Twelve months of building and throwing away work.
Aaron Levie posted this on X this week.
It’s remarkable how often you need to be dramatically upgrading your AI architecture given the pace of progress in AI models right now.
— Aaron Levie (@levie) April 19, 2026
If you’re building agents, you basically need to throw away large parts of previous work that you setup to compensate for model limitations… https://t.co/TXNTGLE2nQ
That’s been my whole year.
I started Vettaris a little over a year ago. At the time I was using Cursor to build things faster. It was error-prone and made lots of mistakes. I had to tell it exactly how to do things (not just what) and I was actively watching every line, steering every move. It felt amazing.

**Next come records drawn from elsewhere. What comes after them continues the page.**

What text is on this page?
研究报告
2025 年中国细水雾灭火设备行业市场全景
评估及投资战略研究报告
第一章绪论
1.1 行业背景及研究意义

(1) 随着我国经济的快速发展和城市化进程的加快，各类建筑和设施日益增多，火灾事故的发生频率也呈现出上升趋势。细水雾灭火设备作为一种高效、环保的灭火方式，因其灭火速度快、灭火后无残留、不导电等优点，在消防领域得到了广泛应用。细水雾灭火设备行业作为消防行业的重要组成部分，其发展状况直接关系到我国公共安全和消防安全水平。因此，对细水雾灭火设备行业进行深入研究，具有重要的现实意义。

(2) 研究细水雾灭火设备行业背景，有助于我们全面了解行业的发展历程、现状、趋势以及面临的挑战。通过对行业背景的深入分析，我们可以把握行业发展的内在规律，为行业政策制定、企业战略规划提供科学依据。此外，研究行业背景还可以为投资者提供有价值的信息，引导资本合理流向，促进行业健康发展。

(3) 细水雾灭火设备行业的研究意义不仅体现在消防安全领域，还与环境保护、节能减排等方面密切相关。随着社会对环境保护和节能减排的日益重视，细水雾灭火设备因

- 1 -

That was twelve months ago. Today I’m running multiple Claude Code sessions in parallel. My involvement isn’t line-by-line anymore. I hand off requirements. I hand off design files. The agents write the code, and my job is mostly to check their work.
In the first four months of this year, with AI, I’ve (we’ve?) written more code than I’ve written in my entire life.

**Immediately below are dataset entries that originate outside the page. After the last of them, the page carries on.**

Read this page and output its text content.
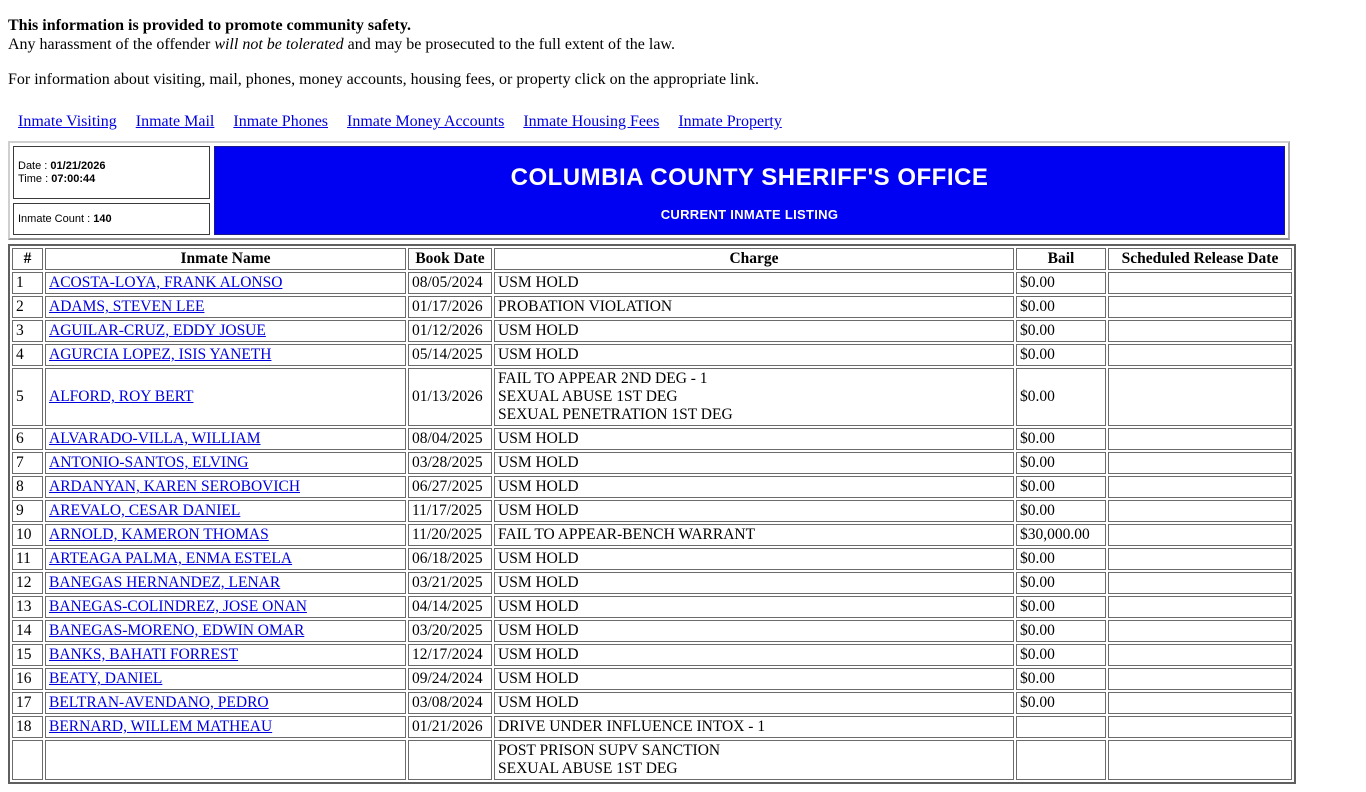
This information is provided to promote community safety.
Any harassment of the offender will not be tolerated and may be prosecuted to the full extent of the law.
For information about visiting, mail, phones, money accounts, housing fees, or property click on the appropriate link.
Inmate Visiting Inmate Mail Inmate Phones Inmate Money Accounts Inmate Housing Fees Inmate Property
Date : 01/21/2026
Time : 07:00:44
Inmate Count : 140
COLUMBIA COUNTY SHERIFF'S OFFICE
CURRENT INMATE LISTING
#	Inmate Name	Book Date	Charge	Bail	Scheduled Release Date
1	ACOSTA-LOYA, FRANK ALONSO	08/05/2024	USM HOLD	$0.00	
2	ADAMS, STEVEN LEE	01/17/2026	PROBATION VIOLATION	$0.00	
3	AGUILAR-CRUZ, EDDY JOSUE	01/12/2026	USM HOLD	$0.00	
4	AGURCIA LOPEZ, ISIS YANETH	05/14/2025	USM HOLD	$0.00	
5	ALFORD, ROY BERT	01/13/2026	FAIL TO APPEAR 2ND DEG - 1
SEXUAL ABUSE 1ST DEG
SEXUAL PENETRATION 1ST DEG	$0.00	
6	ALVARADO-VILLA, WILLIAM	08/04/2025	USM HOLD	$0.00	
7	ANTONIO-SANTOS, ELVING	03/28/2025	USM HOLD	$0.00	
8	ARDANYAN, KAREN SEROBOVICH	06/27/2025	USM HOLD	$0.00	
9	AREVALO, CESAR DANIEL	11/17/2025	USM HOLD	$0.00	
10	ARNOLD, KAMERON THOMAS	11/20/2025	FAIL TO APPEAR-BENCH WARRANT	$30,000.00	
11	ARTEAGA PALMA, ENMA ESTELA	06/18/2025	USM HOLD	$0.00	
12	BANEGAS HERNANDEZ, LENAR	03/21/2025	USM HOLD	$0.00	
13	BANEGAS-COLINDREZ, JOSE ONAN	04/14/2025	USM HOLD	$0.00	
14	BANEGAS-MORENO, EDWIN OMAR	03/20/2025	USM HOLD	$0.00	
15	BANKS, BAHATI FORREST	12/17/2024	USM HOLD	$0.00	
16	BEATY, DANIEL	09/24/2024	USM HOLD	$0.00	
17	BELTRAN-AVENDANO, PEDRO	03/08/2024	USM HOLD	$0.00	
18	BERNARD, WILLEM MATHEAU	01/21/2026	DRIVE UNDER INFLUENCE INTOX - 1		

			POST PRISON SUPV SANCTION
SEXUAL ABUSE 1ST DEG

The pattern Levie’s describing isn’t just that the tools keep improving — it’s that whole categories of complexity we built up recently have just evaporated.
When LLMs first showed up, RAG was the answer for how to search large document collections. Companies invested in vector databases, chunking strategies, embedding pipelines, re-ranking layers. There were conference talks. There were consulting practices. There were startup rounds funded on it.

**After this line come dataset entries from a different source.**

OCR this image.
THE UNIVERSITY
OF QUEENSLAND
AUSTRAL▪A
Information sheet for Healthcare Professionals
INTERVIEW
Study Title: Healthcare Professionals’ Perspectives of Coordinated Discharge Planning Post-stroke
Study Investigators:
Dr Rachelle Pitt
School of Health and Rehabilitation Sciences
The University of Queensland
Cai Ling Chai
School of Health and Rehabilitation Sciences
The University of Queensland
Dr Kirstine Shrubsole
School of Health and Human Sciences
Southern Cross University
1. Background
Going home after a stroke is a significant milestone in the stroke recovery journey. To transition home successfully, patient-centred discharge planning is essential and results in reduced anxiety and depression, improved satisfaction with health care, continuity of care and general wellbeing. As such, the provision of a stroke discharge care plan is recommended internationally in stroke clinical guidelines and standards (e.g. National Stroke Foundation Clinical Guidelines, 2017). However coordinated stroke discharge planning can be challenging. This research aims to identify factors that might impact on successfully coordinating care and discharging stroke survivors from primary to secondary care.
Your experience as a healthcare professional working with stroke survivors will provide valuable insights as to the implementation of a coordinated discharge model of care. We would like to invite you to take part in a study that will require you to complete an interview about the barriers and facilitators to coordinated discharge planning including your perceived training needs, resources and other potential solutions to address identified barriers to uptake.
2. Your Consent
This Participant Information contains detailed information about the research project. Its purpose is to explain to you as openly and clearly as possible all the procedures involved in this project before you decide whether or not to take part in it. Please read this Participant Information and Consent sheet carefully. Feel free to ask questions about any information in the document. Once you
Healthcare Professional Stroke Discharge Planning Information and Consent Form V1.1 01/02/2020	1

Whispers started late last year that RAG might not be needed. What I didn’t see coming was the replacement: grep and markdown files.
That’s it. Plain text, searched with a fifty-year-old Unix utility, handed to a model with a large enough context window. The model reads the files the same way you would.
The vector database companies are not going to put that on their homepage.
Same story with agents.
A year ago the discourse was all about how to control them. Orchestration frameworks. Whole architectures designed to keep agents on task and prevent them from wandering off into the weeds.
Then OpenClaw came out in late January and it turns out the answer was: just tell them what you want. They go do it (mostly). Check their work when they’re done. Tell them what you don’t like so they don’t do that again. Repeat.
Overnight, a whole category of software became unnecessary.
A year ago, when something I tried with AI worked, it was surprising enough that I’d run to LinkedIn to describe the experience.
Now I’m surprised when something doesn’t work. The baseline has flipped.
A few days ago my wife asked me for help with something she was stuck on: take a poor-quality photo of some sheet music and produce a clean PDF. This should be a slam dunk. Every model I tried failed. To its credit, when I tried Grok (from xAI) it thought for several minutes and then came back and told me that my request was beyond its capabilities. This is the first time I’ve really ever seen a model back off on a request because it was aware of its own limitations. If this becomes the norm, “overconfidence” will join “hallucination” as a problem that mostly goes away with better model training.
The hardest part of all this is keeping up with where the weak spots are and tracking how they change.
Claude can’t read my wife’s sheet music. But the same week I was struggling with that, Anthropic released Claude Design — a UI design product that’s about to give Figma a run for their money. I would not have expected Claude to be so good at visual design.
It’s impossible for me to imagine what this looks like a year from now because humans are bad at exponentials. I’m just resigned to the fact that anything I build today is likely to be almost useless in a quarter or two. The key is to build things that the models understand so they can do the refactoring for you when new things come along. The pace is only going to get faster, so building with that in mind is the only real defense. Buckle Up!